Let’s start with the basic functions that Lara has to perform in order to raid tombs, you know, being a tomb raider and all. Shall we begin with climbing? Yes? Good. It’s a lot smoother for the majority of the time now, unlike all the previous games. Hold on a second, I was playing the wrong game. Nope, good old Lara is just moving backwards and forwards when I quite obviously want to move to the ledge above me. No! Don’t let go Lara! Fine. Go ahead and die, see if I care. Just blame it on your massive boobs and move on.
I’m not going to mention when you’re jumping and the game decides to skip a couple of frames. It’s not even just for PC players either, no matter the platform, this will happen. Maybe the developers got lazy and didn’t render those frames. Yay!
Next up is my favourite part of the game, the part I couldn’t live without, the part I’m totally not being sarcastic about right now. Combat. You crawl through the bushes, guns at the ready, waiting for the tiger to sprint at you, feeling no fear because, hey, you’re Lara-freaking-Croft! And then it all goes tits-up. Sure, the guns work fine, like many other games on the market; the developers have spent a lot of time perfecting the metal beauties. But then, when Lara tries to dodge, she starts flipping and cartwheeling away. Oi! You’re a tomb raider, not prancing about in the Olympics. In the midst of all these ‘astonishing’ gymnastics, Lara forgets to shoot and you die anyway. Yeah, the game is just full of deaths, how bloody enjoyable.
As per usual in a Tomb Raider game, you travel all over the world in order to complete your objective. That’s a given right? Well prepare to be amazed! Sure, when you compare the graphics of each location to newly released games, they may not be breathtaking. But the environments are unbelievably pretty, the greens of the trees are striking, the blues of the water extremely inviting. And then, at the other end of the scale, when you step into the multiple underworlds, you get an immediate chill down your spine; the murky greens and greys warning you not to step any further. For what they’re showing you, they’re near perfect and you probably won’t see better any time soon unless you decide to creep through jungles. On that note, please take me if you wish to do so, I think Lara puts a little adventurer in all of us.
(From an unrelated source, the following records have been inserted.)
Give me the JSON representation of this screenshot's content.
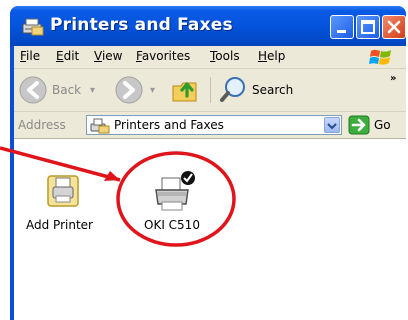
{
  "window": {
    "title": "Printers and Faxes",
    "title_icon": "printers-folder-icon",
    "controls": [
      "minimize-icon",
      "maximize-icon",
      "close-icon"
    ]
  },
  "menubar": {
    "items": [
      {
        "label": "File"
      },
      {
        "label": "Edit"
      },
      {
        "label": "View"
      },
      {
        "label": "Favorites"
      },
      {
        "label": "Tools"
      },
      {
        "label": "Help"
      }
    ],
    "logo_icon": "windows-flag-icon"
  },
  "toolbar": {
    "back_label": "Back",
    "search_label": "Search",
    "overflow": "»"
  },
  "address": {
    "label": "Address",
    "value": "Printers and Faxes",
    "go_label": "Go"
  },
  "items": [
    {
      "label": "Add Printer",
      "icon": "add-printer-icon"
    },
    {
      "label": "OKI C510",
      "icon": "printer-icon",
      "status": "default-printer-check"
    }
  ],
  "annotation": {
    "color": "#e0141b"
  }
}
The music, as to be expected within every Tomb Raider game to date, fits the mood of each location you encounter. Fighting a beast? The music creeps up in volume, warning you, egging both of you on and bringing both yours and Lara’s adrenaline sky-high. Strolling through the worlds of the dead? Intense, low beats keep you on the edge of your seat, nervous about what’s around the corner. So you get my point right? The only thing I disagree with here is the happy ‘bing!’ when you find an artefact, but then again, I never liked that in the whole series, not just this game. So all in all, the music was a success. Well done Crystal Dynamics! You did something right for the series!
Once again, the game wasn’t bad as such, particularly aggravating at parts, but not bad. It’s not one I’d play again though, as can be said with any of the series made by Crystal Dynamics. But that could be because I heartily disagree with Alister’s fate and can’t bring myself to watch that cutscene more than once. Eep!